After that, a young lady in a man’s suit sang a song. The audience seemed to know most of the words and sang along; Ninette got the impression it was called “Champagne Charlie.” She sang two more, then made way for the “ballet.”
This at least was interesting for Ninette, although even the soloist would have been relegated to the front of the coryphées at the Paris Opera Ballet. It was definitely true that she could out-dance these girls. The question was if she would be allowed to prove it. And how was she to become an etoile in such a place as this? There was no underlying story to these performances, no unifying whole. There was no single principle performer who was brought out again and again to show some new variation on her skill. This was something like the Moulin Rouge or the Follies; a variety performance. And yes, Loie Fuller performed at such places and only needed to do her “act” once at each performance, but that was not the sort of thing that Ninette was good at. La Loie had novelty and effect; Ninette had skill and grace and two feet.
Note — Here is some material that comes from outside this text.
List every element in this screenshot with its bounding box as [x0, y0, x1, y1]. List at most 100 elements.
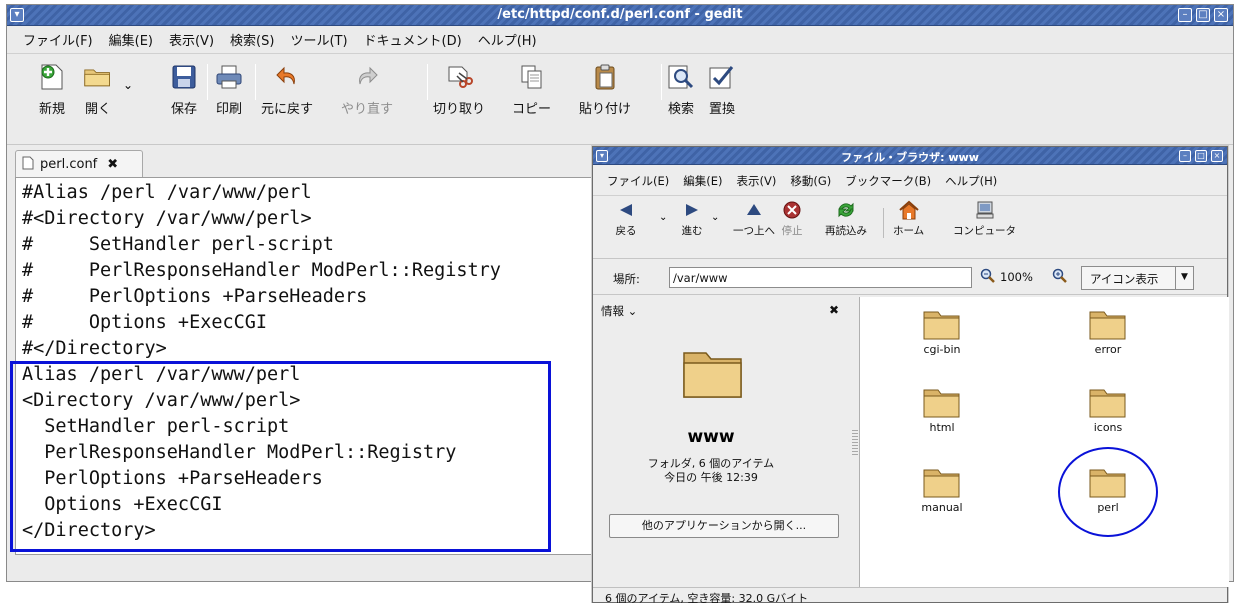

Nor, did she think, something like the can-can would make an etoile of her.
Still, the cat had said to study the acts and the theater, so study them she did.
She spent the rest of the afternoon there in the balcony, watching, studying. This was where she supposed aspired to be, this stage or one like it.
The only question was, how was she to get there?
You must listen to me and do exactly as I say, with no questions, the cat said from his place under her skirt, curled warmly around her ankles. Have I not brought you this far? It will be hard, it will take all your wits, and the beginning of it, at least, will be very uncomfortable for you. Can you do that?
“I don’t see that I have a choice,” she whispered under cover of the orchestra playing. You could go and be a shop-girl.
“I don’t know how to be a shop-girl. And someone would find out that I don’t belong here.” She thought a moment, and firmed her chin, stubbornly. “And besides, I want to be an etoile. I want to be made much of. I want my own dressing room, and flowers and champagne and chocolates in it. I want young men to send me flowers and old men to send me jewelry. I want a dresser and an apartment and a maid. I want to find a wealthy man who will—“
Then listen to me and you will have all those things, the cat said, interrupting her. Now, study this place. A hall like this will soon be the place of your triumph; study it, study the acts, and above all, study the audience. It is, after all, they you must win.